実例を挙げると、岡山県では「おかやまバリアフリーマーク」を作成しています。
この「おかやまバリアフリーマーク」は、岡山県民が全員でバリアフリーを進めていくためのシンボルマークです。
岡山県では、障がい者が感じているさまざまなバリアを取り除き、安全で自由に行動し、快適に生活できるバリアフリー社会の実現を目指しています。
「おかやまバリアフリーマーク」は、この運動を促進するためのマークとなっています。
参考記事:3つのバリアフリー – 岡山県ホームページ(障害福祉課)
まとめ
ここまで、ユニバーサルデザインマークの概要と種類、意味などについて解説しました。
ユニバーサルデザインマークは、誰もが理解できるような図記号によって場所や意味を示すマークです。
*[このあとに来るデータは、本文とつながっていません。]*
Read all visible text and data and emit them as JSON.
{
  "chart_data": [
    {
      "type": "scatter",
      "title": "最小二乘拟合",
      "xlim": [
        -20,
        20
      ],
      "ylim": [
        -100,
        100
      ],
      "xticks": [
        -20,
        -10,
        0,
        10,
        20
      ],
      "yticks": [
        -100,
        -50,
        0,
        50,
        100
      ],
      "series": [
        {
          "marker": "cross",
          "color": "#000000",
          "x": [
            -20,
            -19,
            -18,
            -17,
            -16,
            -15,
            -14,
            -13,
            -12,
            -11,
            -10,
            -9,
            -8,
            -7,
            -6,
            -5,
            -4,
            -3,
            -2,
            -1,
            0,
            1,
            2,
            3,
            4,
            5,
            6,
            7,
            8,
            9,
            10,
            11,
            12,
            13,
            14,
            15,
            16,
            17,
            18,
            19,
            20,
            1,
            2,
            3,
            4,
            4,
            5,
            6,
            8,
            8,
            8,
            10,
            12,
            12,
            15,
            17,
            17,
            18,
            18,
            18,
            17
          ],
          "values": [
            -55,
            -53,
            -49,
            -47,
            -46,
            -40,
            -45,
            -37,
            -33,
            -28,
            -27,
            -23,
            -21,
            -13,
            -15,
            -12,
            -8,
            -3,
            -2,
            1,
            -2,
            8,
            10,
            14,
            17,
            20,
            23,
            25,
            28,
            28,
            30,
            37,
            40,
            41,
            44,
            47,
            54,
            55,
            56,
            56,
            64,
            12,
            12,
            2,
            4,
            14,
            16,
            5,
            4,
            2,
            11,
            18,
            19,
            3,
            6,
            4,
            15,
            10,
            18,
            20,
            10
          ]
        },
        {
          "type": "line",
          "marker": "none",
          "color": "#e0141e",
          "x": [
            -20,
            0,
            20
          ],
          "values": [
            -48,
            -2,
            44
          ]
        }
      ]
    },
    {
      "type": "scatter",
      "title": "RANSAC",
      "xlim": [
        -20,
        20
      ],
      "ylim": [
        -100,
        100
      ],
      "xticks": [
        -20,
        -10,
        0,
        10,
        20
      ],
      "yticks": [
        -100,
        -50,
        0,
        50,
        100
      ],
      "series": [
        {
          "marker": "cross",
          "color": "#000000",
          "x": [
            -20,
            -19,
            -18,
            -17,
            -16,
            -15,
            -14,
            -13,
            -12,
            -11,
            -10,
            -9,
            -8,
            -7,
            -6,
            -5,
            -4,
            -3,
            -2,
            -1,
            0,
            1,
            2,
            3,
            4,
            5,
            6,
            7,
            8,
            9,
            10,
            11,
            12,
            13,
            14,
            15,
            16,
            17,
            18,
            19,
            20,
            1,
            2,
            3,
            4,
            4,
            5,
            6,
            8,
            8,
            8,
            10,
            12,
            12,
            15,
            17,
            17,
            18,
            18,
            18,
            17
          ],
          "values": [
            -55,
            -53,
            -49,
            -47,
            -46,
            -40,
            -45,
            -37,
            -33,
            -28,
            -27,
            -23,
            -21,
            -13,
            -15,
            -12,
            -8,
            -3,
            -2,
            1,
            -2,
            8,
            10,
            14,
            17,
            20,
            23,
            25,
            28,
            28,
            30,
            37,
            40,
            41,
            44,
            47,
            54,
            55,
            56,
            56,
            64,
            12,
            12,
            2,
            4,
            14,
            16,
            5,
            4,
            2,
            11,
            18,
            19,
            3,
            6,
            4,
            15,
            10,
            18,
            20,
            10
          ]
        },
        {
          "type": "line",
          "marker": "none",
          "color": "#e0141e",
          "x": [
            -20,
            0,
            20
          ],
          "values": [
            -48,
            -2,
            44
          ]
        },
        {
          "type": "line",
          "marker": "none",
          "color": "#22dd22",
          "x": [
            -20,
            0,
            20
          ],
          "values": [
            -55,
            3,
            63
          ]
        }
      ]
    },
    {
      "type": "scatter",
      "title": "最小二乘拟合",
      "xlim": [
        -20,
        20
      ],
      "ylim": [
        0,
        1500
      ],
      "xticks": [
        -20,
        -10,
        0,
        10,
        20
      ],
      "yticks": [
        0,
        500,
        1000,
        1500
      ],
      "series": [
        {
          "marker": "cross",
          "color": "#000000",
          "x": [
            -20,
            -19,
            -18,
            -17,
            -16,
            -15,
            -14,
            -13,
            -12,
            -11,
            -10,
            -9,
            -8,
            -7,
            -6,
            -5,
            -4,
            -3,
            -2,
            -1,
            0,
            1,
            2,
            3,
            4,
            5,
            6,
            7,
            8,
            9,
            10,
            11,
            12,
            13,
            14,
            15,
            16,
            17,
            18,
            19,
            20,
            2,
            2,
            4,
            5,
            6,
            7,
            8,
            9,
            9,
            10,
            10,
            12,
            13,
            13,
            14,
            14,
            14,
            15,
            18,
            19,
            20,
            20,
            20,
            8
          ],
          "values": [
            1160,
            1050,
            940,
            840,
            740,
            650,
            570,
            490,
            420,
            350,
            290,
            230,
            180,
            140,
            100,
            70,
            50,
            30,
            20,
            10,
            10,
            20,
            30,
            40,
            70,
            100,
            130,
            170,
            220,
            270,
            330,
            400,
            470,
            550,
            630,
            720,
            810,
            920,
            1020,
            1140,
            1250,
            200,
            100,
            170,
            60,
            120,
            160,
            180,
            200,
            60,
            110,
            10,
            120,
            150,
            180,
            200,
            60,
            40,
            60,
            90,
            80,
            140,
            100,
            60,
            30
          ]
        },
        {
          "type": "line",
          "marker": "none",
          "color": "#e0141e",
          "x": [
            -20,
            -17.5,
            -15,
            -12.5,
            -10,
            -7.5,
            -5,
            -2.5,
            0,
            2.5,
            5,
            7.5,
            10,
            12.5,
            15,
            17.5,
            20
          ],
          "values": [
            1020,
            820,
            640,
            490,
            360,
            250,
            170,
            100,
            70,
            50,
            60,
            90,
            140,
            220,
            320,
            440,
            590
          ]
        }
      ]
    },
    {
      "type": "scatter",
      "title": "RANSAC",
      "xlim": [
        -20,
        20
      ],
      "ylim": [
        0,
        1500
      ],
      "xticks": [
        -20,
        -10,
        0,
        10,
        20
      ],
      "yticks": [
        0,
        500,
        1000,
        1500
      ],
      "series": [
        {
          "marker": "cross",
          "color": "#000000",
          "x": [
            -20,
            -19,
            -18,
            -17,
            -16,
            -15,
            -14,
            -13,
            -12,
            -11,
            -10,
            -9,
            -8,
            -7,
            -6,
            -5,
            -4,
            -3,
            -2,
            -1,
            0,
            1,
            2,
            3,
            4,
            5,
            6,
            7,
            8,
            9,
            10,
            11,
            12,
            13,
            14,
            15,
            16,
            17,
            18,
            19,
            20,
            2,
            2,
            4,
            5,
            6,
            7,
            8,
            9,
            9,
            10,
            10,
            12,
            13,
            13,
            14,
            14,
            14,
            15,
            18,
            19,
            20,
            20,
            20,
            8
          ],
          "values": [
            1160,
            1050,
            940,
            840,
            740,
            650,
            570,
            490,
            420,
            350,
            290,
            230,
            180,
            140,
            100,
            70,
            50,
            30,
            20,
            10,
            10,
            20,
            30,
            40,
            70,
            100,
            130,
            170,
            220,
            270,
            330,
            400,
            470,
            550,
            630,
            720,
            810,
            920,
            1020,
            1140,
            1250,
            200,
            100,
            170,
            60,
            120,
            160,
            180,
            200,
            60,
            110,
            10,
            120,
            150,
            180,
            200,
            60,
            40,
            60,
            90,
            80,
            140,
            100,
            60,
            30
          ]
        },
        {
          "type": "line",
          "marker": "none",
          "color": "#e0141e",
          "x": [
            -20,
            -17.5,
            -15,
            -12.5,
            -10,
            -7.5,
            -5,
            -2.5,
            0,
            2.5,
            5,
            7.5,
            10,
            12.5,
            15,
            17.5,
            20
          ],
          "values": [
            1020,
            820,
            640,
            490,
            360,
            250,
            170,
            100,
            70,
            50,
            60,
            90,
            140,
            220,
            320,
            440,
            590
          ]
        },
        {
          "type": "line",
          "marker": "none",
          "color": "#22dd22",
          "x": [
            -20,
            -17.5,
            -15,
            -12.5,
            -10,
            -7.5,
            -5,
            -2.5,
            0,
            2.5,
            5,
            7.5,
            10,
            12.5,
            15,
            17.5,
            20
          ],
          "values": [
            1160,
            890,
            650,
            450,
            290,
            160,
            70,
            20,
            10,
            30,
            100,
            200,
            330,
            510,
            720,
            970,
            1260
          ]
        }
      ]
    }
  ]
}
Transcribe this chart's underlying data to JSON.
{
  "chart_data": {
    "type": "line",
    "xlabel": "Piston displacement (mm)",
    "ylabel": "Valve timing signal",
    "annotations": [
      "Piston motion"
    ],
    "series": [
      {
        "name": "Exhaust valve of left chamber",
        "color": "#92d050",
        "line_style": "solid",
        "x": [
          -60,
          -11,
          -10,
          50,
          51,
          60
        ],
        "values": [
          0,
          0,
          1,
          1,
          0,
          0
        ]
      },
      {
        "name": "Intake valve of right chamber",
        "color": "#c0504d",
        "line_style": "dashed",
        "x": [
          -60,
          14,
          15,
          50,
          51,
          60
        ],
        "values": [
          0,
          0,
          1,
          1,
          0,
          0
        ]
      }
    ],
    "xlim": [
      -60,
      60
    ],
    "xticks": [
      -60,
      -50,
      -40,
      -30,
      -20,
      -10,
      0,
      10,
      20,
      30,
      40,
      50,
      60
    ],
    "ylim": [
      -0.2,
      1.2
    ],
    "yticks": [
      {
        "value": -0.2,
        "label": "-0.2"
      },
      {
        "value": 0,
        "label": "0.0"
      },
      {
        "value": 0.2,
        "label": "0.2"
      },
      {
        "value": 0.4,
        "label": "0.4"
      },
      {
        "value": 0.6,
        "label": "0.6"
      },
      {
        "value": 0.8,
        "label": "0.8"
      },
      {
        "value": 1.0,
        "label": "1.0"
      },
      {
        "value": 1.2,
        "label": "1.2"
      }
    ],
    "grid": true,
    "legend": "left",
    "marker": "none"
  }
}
誰もが使いやすいデザインにすることで、暮らしやすい社会をつくることが目的です。
ユニバーサルデザインマークには、「ヘルプマーク」「マタニティマーク」「耳マーク」などがあり、妊産婦や障がい者など、日常生活を送るうえで困難なことがある方を対象としています。
ユニバーサルデザインマークにはそれぞれ意味があり、必要な支援や配慮が異なります。
この意味を理解し、支援や配慮を積極的におこないましょう。